Some patients also skip clinic appointments and show up in the ER to avoid being charged for an office visit. Some patients have no insurance and others have out-of-state Medicaid, Diamond said.
Such practices have contributed to the ER being a money-losing operation.
In March, the hospital decided to rein in an ever-increasing bad debt level when it became apparent the ER was a major contributor, Chief Operating Officer Michael Curtis said.
“The trajectory we were on was insolvency,” he said.
The hospital began to pursue upfront collections (insurance co-pay or a deposit for the one-quarter who are uninsured) in non-emergency cases.
“We should be collecting somewhere in the neighborhood of $30,000 a month for the ER. We’re at roughly $15,000, which is a lot better than $0,” Curtis said.
Setting the course
In June, Watford City residents voted overwhelmingly to increase a sales tax for two new facilities, including a 120,000-square-foot McKenzie County Healthcare Systems facility that will combine the hospital, clinic and long-term care facility into one central location.
The $59 million medical complex will include 10 ER bays, 18 primary-care patient rooms and 12 specialty-care rooms.

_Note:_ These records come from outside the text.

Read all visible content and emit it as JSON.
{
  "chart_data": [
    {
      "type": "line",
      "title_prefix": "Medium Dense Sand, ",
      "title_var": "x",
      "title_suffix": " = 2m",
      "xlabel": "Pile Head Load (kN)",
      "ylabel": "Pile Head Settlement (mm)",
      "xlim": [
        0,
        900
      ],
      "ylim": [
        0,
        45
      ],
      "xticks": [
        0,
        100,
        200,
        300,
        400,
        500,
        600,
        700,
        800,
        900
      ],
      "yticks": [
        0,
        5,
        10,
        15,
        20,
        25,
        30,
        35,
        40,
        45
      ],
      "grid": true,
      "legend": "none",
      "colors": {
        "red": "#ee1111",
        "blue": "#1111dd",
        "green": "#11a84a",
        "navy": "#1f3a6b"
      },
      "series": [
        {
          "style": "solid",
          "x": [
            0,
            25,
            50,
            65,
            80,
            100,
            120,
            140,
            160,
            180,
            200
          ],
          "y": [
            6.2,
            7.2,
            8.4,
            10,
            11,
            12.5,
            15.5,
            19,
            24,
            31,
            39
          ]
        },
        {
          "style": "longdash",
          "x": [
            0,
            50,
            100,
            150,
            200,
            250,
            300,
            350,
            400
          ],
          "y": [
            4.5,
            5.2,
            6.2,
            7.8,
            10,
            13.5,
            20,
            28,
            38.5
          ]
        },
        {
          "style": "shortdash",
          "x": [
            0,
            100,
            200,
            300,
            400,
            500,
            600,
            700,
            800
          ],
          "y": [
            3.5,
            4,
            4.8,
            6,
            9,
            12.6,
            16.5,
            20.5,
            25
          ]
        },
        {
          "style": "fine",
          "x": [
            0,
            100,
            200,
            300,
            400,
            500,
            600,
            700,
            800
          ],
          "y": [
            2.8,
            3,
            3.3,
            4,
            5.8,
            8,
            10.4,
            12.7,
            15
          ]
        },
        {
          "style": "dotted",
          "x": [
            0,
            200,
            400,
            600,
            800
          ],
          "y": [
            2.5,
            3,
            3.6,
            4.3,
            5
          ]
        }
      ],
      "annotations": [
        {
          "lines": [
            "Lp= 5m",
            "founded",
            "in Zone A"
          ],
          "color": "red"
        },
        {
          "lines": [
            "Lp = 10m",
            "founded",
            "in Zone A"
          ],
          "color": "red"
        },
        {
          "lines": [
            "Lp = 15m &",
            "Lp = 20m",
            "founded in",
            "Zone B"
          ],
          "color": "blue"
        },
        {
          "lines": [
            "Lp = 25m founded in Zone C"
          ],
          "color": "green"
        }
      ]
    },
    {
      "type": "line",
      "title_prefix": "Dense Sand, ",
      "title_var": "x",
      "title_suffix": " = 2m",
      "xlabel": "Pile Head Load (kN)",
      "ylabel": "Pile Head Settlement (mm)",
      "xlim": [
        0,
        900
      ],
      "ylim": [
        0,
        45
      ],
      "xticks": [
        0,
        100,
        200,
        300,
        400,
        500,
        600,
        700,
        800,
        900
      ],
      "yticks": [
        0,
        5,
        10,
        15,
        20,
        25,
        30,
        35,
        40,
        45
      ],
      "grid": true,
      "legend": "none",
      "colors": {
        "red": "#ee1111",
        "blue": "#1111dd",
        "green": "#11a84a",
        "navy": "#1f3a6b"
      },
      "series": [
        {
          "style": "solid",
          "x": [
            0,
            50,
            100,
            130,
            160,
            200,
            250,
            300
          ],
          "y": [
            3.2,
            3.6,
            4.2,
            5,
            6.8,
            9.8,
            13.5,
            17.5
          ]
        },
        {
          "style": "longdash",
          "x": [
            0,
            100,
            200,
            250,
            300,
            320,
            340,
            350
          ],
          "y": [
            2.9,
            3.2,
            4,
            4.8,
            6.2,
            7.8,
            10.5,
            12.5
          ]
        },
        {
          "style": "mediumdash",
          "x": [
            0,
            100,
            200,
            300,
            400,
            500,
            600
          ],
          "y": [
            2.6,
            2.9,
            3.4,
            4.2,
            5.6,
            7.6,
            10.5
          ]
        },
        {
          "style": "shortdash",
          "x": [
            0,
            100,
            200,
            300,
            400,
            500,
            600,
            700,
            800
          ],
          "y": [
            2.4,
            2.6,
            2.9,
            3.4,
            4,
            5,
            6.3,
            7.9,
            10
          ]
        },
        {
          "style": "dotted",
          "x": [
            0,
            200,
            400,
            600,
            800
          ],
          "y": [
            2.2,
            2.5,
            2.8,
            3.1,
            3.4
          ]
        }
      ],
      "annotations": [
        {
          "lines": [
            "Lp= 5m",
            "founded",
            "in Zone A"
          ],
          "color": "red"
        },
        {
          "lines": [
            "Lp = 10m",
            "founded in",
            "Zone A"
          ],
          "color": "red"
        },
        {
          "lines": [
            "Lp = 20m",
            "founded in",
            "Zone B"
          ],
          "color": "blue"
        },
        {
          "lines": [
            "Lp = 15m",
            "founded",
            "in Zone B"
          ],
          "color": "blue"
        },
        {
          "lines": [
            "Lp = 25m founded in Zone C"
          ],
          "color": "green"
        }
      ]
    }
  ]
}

Curtis said the layout would be far more efficient and provide treatment for more patients with fewer staff.
“This sets a course for the next half a century,” CEO Dan Kelly said at the June 27 groundbreaking.
The hospital project is financed with a variety of sources, including a
$39.2 million loan from the U.S. Department of Agriculture’s Rural Development agency, a $12.5 million loan from the Bank of North Dakota, community sales tax dollars and
private fundraising.
Some community leaders, however, think state government should play a bigger role in lending support to hospitals in oil-impacted counties. McKenzie County alone accounts for nearly a third of the oil being produced in the state, according to the most recent state statistics.
Kelly echoed other leaders in McKenzie County calling for 60 percent of the state’s gross oil production tax to be returned to the oil-producing counties. Currently, 25 percent is returned to local governments in oil counties.
Ramage bristled at the state’s shortfall and said the lack of reasonable rent and shortage of single-family homes was known as the “Bakken surcharge – on everything.”
But still, there is hope.
“I’m optimistic, excited about new challenges going forward. I look forward to new the health care facility – proud of all the work the community has done to make it happen,” Ramage said.